The 43-mile line would go from West Durham, through RTP, Morrisville, Cary, Raleigh and Garner, and could potentially continue through Johnston County to Clayton.
The region already has a population of about 1.6 million and another 600,000 are expected to move to the area over the next two decades, Lattuca said.
“This transformative project will become the spine of a new regional transit network that will serve the future needs of Wake and Durham counties,” Lattuca said. “Johnston County, the fastest growing county in the state, has recently joined the study, and may also become part of the rail transit network.”
The commuter rail line proposal uses the existing North Carolina Railroad corridor and the tracks that already run through Wake and Durham counties. The commuter rail line would share track with Amtrak and freight trains.
GoTriangle estimates the new commuter rail service would serve 7,500 to 10,000 people a day.
Details on the rail line
The plan calls for eight trains each way during peak morning and evening commute times, two trains each way during the day and two again after the evening rush.
The new line would use some existing stations, like Raleigh Union Station and the downtown Durham train station, but would also add stations along the route. The plan has 15 stations between West Durham and Clayton.
Many of the stations would include lots for park and ride, with bigger lots in suburban areas like Cary and Clayton.
The Triangle’s commuter rail plan is different from traditional commuter rail in places like Long Island, New York and the San Francisco Bay Area.
“In most places, commuter rail systems are built to bring people from the suburbs to job centers downtown. But as we all know, the Triangle is a unique place in many ways,” GoTriangle spokeswoman Burgetta Wheeler said during a recent online presentation about the project.
A transit analysis found that as many as 96,000 Triangle commuters live in Wake and work in Durham or vice versa, so travel doesn’t just go in one direction in the mornings and back in the evenings.
The most frequent question they get about the rail project, Wheeler said, is about getting to the airport.
The commuter rail line will not make a stop at Raleigh Durham International Airport.
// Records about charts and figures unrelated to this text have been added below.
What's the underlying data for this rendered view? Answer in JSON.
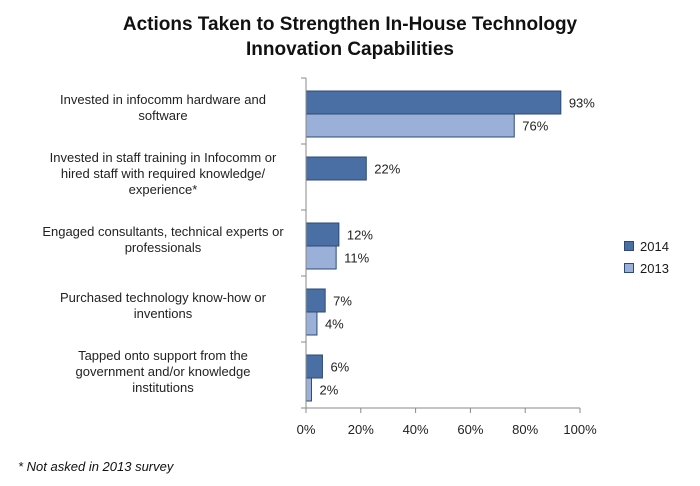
{
  "chart_data": {
    "type": "bar",
    "orientation": "horizontal",
    "title_lines": [
      "Actions Taken to Strengthen In-House Technology",
      "Innovation Capabilities"
    ],
    "categories": [
      [
        "Invested in infocomm hardware and",
        "software"
      ],
      [
        "Invested in staff training in Infocomm or",
        "hired staff with required knowledge/",
        "experience*"
      ],
      [
        "Engaged consultants, technical experts or",
        "professionals"
      ],
      [
        "Purchased technology know-how or",
        "inventions"
      ],
      [
        "Tapped onto support from the",
        "government and/or knowledge",
        "institutions"
      ]
    ],
    "series": [
      {
        "name": "2014",
        "color": "#4a6fa5",
        "values": [
          93,
          22,
          12,
          7,
          6
        ],
        "labels": [
          "93%",
          "22%",
          "12%",
          "7%",
          "6%"
        ]
      },
      {
        "name": "2013",
        "color": "#9bb0d9",
        "values": [
          76,
          null,
          11,
          4,
          2
        ],
        "labels": [
          "76%",
          "",
          "11%",
          "4%",
          "2%"
        ]
      }
    ],
    "xlim": [
      0,
      100
    ],
    "xticks": [
      "0%",
      "20%",
      "40%",
      "60%",
      "80%",
      "100%"
    ],
    "grid": false,
    "legend_position": "right"
  },
  "footnote": "* Not asked in 2013 survey"
}
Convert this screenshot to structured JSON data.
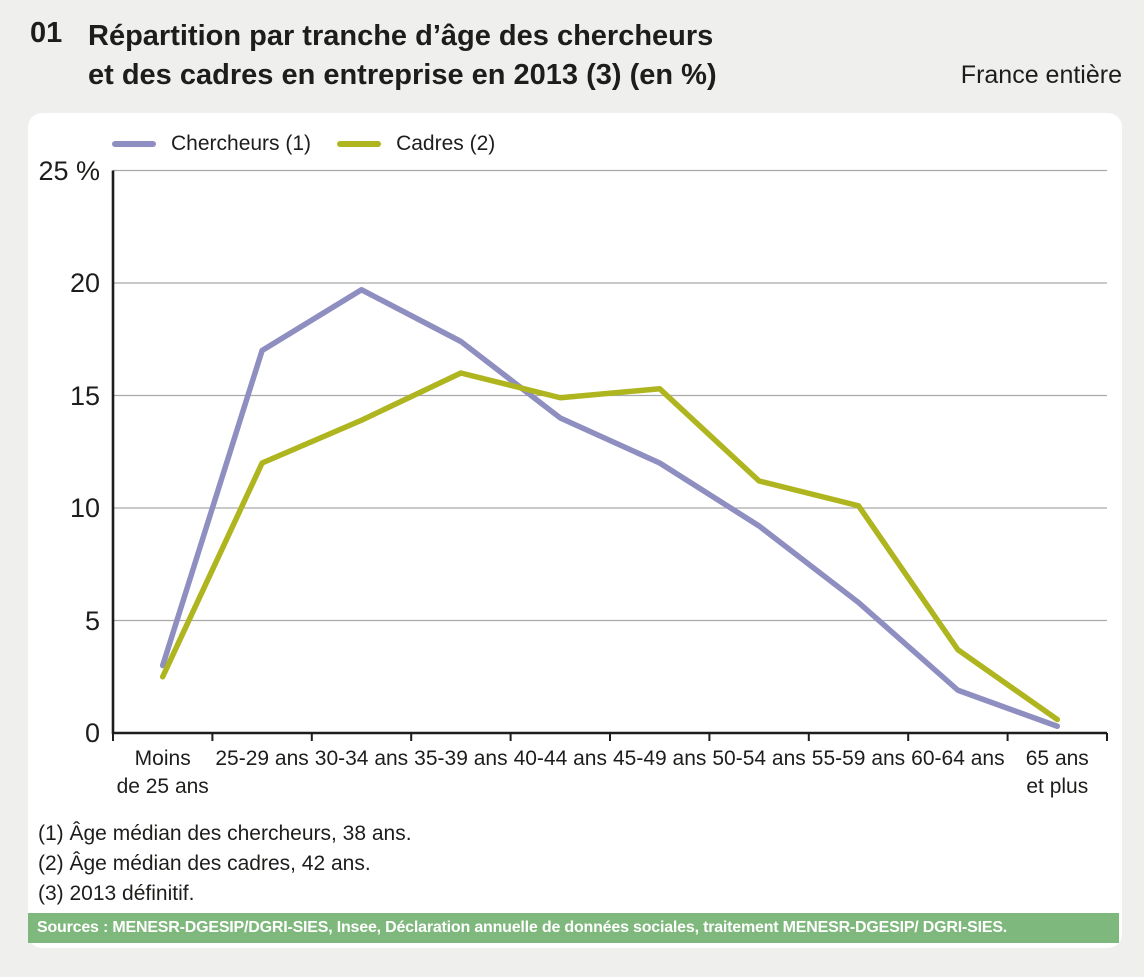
{
  "header": {
    "number": "01",
    "title_line1": "Répartition par tranche d’âge des chercheurs",
    "title_line2": "et des cadres en entreprise en 2013 (3) (en %)",
    "region": "France entière"
  },
  "colors": {
    "chercheurs_line": "#8f8ec0",
    "cadres_line": "#afb51e",
    "source_bar_bg": "#7fb87c",
    "gridline": "#a9a9a9",
    "axis": "#1d1d1b",
    "card_bg": "#ffffff",
    "page_bg": "#efefee"
  },
  "chart_data": {
    "type": "line",
    "title": "Répartition par tranche d’âge des chercheurs et des cadres en entreprise en 2013 (3) (en %)",
    "subtitle": "France entière",
    "xlabel": "",
    "ylabel": "%",
    "ylim": [
      0,
      25
    ],
    "grid": true,
    "legend_position": "top-left",
    "y_ticks": [
      {
        "value": 0,
        "label": "0"
      },
      {
        "value": 5,
        "label": "5"
      },
      {
        "value": 10,
        "label": "10"
      },
      {
        "value": 15,
        "label": "15"
      },
      {
        "value": 20,
        "label": "20"
      },
      {
        "value": 25,
        "label": "25 %"
      }
    ],
    "categories": [
      "Moins\nde 25 ans",
      "25-29 ans",
      "30-34 ans",
      "35-39 ans",
      "40-44 ans",
      "45-49 ans",
      "50-54 ans",
      "55-59 ans",
      "60-64 ans",
      "65 ans\net plus"
    ],
    "series": [
      {
        "name": "Chercheurs (1)",
        "color": "#8f8ec0",
        "values": [
          3.0,
          17.0,
          19.7,
          17.4,
          14.0,
          12.0,
          9.2,
          5.8,
          1.9,
          0.3
        ]
      },
      {
        "name": "Cadres (2)",
        "color": "#afb51e",
        "values": [
          2.5,
          12.0,
          13.9,
          16.0,
          14.9,
          15.3,
          11.2,
          10.1,
          3.7,
          0.6
        ]
      }
    ]
  },
  "footnotes": [
    "(1) Âge médian des chercheurs, 38 ans.",
    "(2) Âge médian des cadres, 42 ans.",
    "(3) 2013 définitif."
  ],
  "source": {
    "text": "Sources : MENESR-DGESIP/DGRI-SIES, Insee, Déclaration annuelle de données sociales, traitement MENESR-DGESIP/ DGRI-SIES."
  }
}
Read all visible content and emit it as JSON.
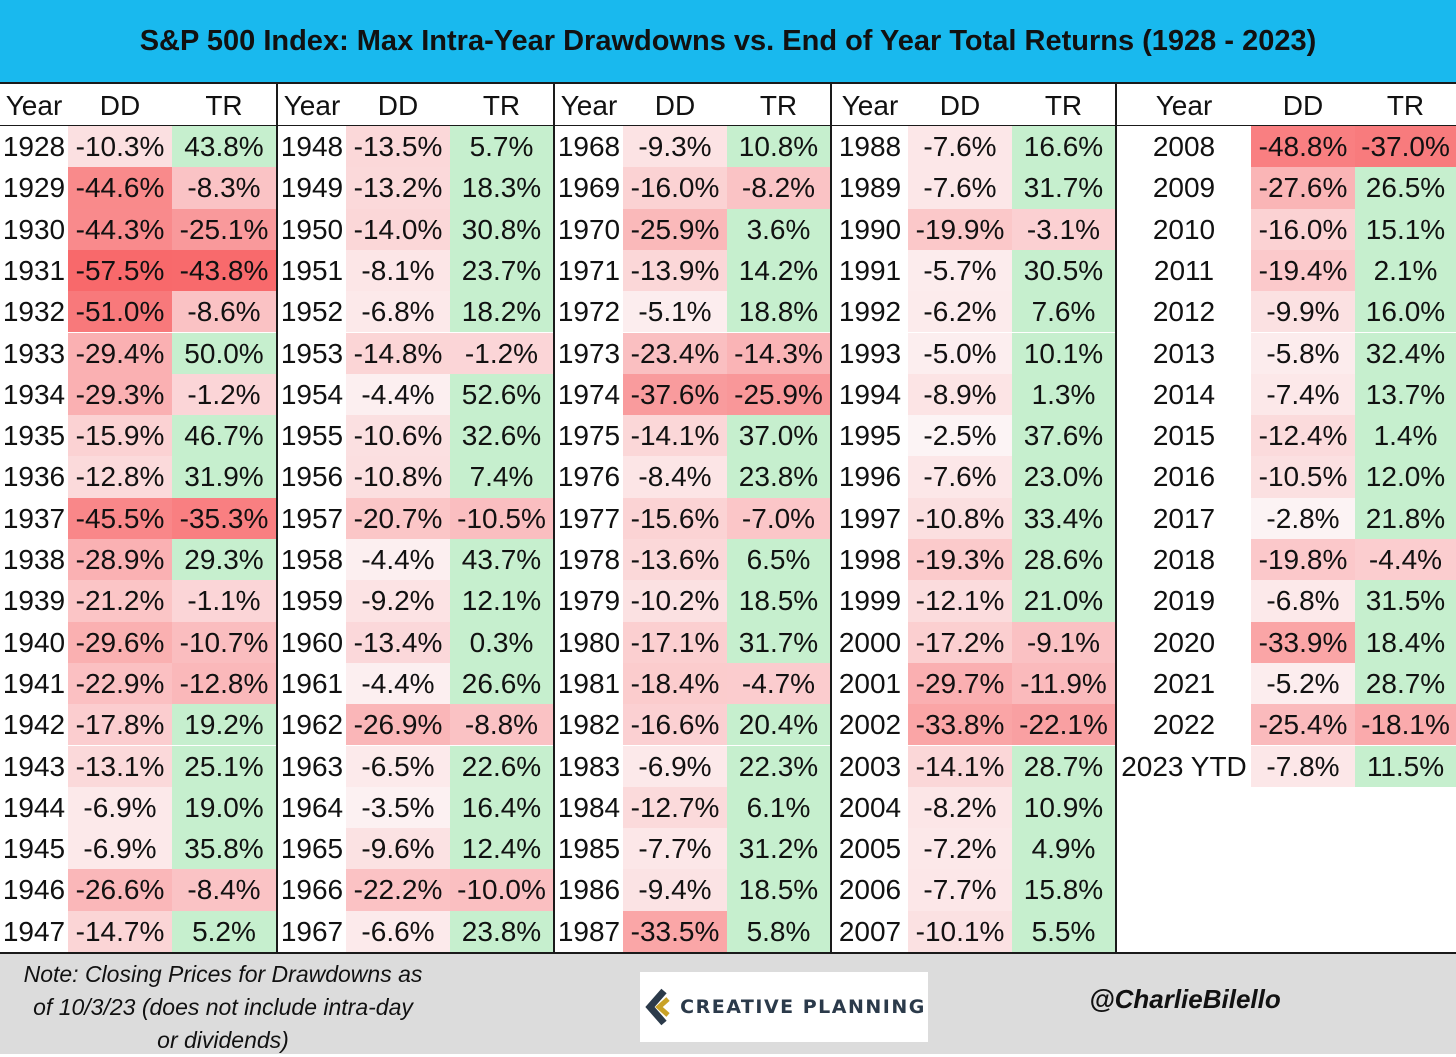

But the proposed Morrisville station is near the airport and will include shuttles or another easy way to get from the train to the airport, Wheeler said.
What about funding?
Voters in Wake and Durham counties already approved half-cent sales tax increases to help pay for public transit in the region.
Once the plans and studies for the commuter rail lines are complete and county leaders in Wake and Durham, and possibly Johnston, approve, GoTriangle can apply for federal funding to help pay for the project.
GoTriangle estimates the cost of the commuter rail line will be $1.4 billion to $2.1 billion.
The new infrastructure plan approved by Congress could give the project a bump. Nationally, the bipartisan spending plan includes $66 billion for public transit. North Carolina can expect about $40 million for transit, state Transportation Secretary Eric Boyette said after the plan became law last month.
“This bill is the largest investment ever in public transit. As our state and particularly the Triangle region continue to grow, our transit infrastructure has got to keep up with the population,” Rep. David Price said last month. “We can’t solve long commuting lines simply by building another lane and another lane out on I-40.”
“Shovel ready” projects like the commuter rail proposal are exactly the kind of transit projects the Biden administration is looking to fund with the new infrastructure money, Price said.